Thursday

I CHOSE my bank at random a very long time ago. Aged 18, I walked into a branch and arranged for an account before university. I still have the same account today, although it is now a joint account. The branch is, or possibly was, in Cheadle, near Stockport.

Everything has changed since that long-ago day, not least in banking and my hairline. Internet banking has so far escaped Man On Ledge, as I’ve only just got used to chequebooks being more or less extinct.

So the notion of mobile banking apps that keep track of you and your money is to me the stuff of dystopian sci-fi nightmares. Other people will probably find all this very normal. In the future, apparently, which could be as soon as a week next Tuesday, the way things are going, your bank will be able to use your GPS-enabled phone to remind you that you haven’t been in a certain shop for a while, and that there is just the sort of thing you like in there. Not only that, but your nagging new friend will advise you on how to save money on your broadband or gas – and switch suppliers without asking.

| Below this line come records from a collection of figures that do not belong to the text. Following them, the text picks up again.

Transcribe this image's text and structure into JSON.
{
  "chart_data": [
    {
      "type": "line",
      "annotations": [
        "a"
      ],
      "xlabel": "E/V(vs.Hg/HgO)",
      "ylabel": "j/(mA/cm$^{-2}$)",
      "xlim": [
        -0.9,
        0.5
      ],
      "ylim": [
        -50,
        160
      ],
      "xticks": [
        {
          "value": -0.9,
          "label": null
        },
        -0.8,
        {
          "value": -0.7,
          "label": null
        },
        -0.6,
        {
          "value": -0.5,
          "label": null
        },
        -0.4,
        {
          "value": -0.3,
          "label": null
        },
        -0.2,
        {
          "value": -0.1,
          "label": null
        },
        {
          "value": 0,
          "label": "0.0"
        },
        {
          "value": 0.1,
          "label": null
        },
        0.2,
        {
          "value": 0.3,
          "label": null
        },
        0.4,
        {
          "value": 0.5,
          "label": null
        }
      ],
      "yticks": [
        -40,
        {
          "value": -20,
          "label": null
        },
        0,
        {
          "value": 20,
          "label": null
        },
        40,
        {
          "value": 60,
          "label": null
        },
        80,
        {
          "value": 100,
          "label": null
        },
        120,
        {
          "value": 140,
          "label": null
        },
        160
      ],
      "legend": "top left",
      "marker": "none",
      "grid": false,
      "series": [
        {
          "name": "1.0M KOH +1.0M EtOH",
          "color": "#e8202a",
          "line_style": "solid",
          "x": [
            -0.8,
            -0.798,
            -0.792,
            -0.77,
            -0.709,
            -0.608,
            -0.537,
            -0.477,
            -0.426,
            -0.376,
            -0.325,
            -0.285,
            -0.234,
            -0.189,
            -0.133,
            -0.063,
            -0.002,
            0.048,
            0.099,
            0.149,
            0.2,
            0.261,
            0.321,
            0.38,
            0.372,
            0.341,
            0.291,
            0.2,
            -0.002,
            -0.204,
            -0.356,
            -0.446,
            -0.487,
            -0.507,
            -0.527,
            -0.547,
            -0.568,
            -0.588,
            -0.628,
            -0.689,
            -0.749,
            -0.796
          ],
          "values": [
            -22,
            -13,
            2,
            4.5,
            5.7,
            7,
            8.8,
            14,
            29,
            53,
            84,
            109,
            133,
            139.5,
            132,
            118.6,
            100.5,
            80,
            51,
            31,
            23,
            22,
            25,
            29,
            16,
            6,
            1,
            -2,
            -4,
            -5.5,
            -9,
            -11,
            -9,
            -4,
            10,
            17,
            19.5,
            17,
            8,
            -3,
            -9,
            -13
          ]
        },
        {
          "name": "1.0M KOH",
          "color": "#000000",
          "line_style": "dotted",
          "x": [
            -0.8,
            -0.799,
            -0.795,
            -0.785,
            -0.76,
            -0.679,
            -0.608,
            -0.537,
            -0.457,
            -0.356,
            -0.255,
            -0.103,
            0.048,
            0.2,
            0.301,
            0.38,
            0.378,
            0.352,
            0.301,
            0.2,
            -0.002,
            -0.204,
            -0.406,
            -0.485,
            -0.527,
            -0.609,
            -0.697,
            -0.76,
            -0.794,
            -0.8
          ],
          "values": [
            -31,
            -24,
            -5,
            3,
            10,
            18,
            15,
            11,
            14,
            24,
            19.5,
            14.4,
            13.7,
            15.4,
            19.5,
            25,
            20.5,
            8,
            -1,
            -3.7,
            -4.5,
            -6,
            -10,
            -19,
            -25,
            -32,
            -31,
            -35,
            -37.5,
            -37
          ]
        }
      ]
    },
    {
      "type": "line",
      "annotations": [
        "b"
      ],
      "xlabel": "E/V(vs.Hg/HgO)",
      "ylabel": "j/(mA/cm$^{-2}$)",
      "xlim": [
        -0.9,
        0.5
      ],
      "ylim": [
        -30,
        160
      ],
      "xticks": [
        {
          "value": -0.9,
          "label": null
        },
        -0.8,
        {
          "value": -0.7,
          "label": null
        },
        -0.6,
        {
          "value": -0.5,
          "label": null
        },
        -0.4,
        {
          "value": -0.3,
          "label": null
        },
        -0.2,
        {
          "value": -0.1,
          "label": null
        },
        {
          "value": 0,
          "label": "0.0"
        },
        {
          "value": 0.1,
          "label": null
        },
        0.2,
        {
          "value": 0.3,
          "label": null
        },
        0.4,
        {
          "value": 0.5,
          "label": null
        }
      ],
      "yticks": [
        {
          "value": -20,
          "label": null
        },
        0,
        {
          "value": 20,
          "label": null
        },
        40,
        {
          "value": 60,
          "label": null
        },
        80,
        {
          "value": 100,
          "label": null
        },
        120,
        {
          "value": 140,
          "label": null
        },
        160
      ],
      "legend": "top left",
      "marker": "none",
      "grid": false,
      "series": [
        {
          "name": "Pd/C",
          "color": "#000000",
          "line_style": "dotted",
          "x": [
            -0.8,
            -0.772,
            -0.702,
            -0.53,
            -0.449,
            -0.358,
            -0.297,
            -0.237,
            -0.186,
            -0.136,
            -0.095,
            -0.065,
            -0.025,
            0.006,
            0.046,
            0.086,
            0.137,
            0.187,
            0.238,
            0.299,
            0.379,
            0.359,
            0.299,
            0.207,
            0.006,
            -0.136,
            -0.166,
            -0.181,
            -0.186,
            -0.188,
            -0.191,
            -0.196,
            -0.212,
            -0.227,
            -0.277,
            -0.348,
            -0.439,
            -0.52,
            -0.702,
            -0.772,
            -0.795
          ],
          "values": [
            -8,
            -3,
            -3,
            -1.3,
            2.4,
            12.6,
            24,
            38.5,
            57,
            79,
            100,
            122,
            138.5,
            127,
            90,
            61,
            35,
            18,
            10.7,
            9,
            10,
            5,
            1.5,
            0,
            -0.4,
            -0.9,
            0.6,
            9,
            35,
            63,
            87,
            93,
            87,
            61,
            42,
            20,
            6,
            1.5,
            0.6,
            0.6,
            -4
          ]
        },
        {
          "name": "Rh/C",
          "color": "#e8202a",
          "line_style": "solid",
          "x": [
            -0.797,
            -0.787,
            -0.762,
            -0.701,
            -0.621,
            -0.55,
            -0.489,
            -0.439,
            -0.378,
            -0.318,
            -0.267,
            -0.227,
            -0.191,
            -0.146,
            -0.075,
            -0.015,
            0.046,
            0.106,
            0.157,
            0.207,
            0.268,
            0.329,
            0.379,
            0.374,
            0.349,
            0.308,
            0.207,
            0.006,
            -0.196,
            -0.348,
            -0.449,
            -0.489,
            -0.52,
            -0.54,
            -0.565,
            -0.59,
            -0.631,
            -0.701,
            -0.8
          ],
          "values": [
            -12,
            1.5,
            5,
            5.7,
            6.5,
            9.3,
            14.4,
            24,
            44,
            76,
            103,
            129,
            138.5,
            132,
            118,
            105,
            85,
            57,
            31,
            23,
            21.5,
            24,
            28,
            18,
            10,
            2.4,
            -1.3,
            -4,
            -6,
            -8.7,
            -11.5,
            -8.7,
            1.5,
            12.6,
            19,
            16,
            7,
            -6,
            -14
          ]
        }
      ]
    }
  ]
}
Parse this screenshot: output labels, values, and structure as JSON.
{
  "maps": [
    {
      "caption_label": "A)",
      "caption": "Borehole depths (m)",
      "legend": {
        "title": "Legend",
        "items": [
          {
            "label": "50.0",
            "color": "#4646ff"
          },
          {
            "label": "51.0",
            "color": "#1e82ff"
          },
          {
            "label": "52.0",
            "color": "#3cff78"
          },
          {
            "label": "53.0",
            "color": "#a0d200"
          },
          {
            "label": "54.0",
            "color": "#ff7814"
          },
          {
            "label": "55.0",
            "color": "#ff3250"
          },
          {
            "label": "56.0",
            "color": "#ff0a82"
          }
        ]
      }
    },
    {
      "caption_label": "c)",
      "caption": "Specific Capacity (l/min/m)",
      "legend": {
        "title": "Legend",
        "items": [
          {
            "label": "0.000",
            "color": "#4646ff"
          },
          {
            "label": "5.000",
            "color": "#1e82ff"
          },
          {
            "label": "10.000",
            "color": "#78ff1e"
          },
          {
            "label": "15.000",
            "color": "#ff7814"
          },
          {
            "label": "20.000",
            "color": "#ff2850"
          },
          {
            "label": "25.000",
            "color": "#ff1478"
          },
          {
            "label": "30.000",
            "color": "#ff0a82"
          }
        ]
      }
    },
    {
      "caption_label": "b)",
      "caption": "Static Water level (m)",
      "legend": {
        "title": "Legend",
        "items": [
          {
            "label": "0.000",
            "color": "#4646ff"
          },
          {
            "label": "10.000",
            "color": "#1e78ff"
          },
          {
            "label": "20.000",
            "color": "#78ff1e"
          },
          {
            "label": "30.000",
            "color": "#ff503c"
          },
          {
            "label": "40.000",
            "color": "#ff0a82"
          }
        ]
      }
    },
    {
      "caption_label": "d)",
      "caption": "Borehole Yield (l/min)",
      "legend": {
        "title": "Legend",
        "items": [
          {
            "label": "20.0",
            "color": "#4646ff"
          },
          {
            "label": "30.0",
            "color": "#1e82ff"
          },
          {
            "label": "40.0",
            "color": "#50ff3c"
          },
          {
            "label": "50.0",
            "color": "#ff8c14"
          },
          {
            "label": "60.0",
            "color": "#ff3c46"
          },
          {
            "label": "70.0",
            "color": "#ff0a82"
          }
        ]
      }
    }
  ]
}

All this and worse will no doubt happen. But don’t ask me for advice. My track record as a futurologist is feeble, as I once dismissed the idea that anyone would want a camera on their mobile phone (bang on the money there, obviously).

And banks as something solid and reassuring, rather stern Victorian parents towering over you, are fast disappearing, and some banks don’t physically exist at all, preferring apps to branches. Well, good luck to them all. I might catch up one day.

Before anyone gets too excited, I recommend that they read The Circle by Dave Eggers. This fast, funny and troubling novel has at its heart a seemingly benign internet company called The Circle, a sort of amalgam of Google, Facebook and Twitter. This organisation runs everything in your life, keeping all your internet activity in one place. A keen young woman, Mae Holland, joins the company and her rapid rise from newbie to the face of an organisation with a sinister stranglehold on our lives races along like a thriller, but a thoughtful thriller, scary for being only a turn or two away from the truth.

And if panicking about the near future is your thing, tune into Channel 4’s creepily engaging new drama, Humans. This eerie affair concerns robots that seem too human, and in some cases may even be human to a degree (after two episodes, it’s all a little confusing, but in a good way).

These human-like robots, or synths, are gentle, ever-attentive and hover around their owners, ready to cater to their every domestic need. Some are designed to fulfil sexual needs and work as prostitutes, which was where last Sunday’s episode ended with a spot of excitement, some blue blood and a yanked-out microchip (or something).

Do we really want this sort of a future and is it too late to opt out? Certainly a bank that keeps track of your every move sounds like a bank that should take a flying leap, if you ask me. What Dave Eggers captures so well in The Circle is the way massive organisations with enormous power over our lives pretend to be our best friends. If we surrender too much to hi-tech corporations or anthropoid robots or banks that want to stick their electronic noses into every aspect of our lives, we lose part of what it means to be human and free to make our own mistakes, don’t we?

TO BEE OR NOT TO BEE: A footnote. The running socks had been airing in the conservatory. Before heading out this morning, I picked a pair and put my foot in the first sock. There was something at the bottom, so I took the sock off and shoved my hand in, thinking it was a bit of tissue or something. Then I shouted in panic (“What have you done now?”) as my hand was stung. There was a bee hiding in the bottom of my running sock, not, it has to be said, a bee-friendly location. The bee flew off after being shaken free, and the sting soon went, as it wasn’t the full bee treatment, merely a warning.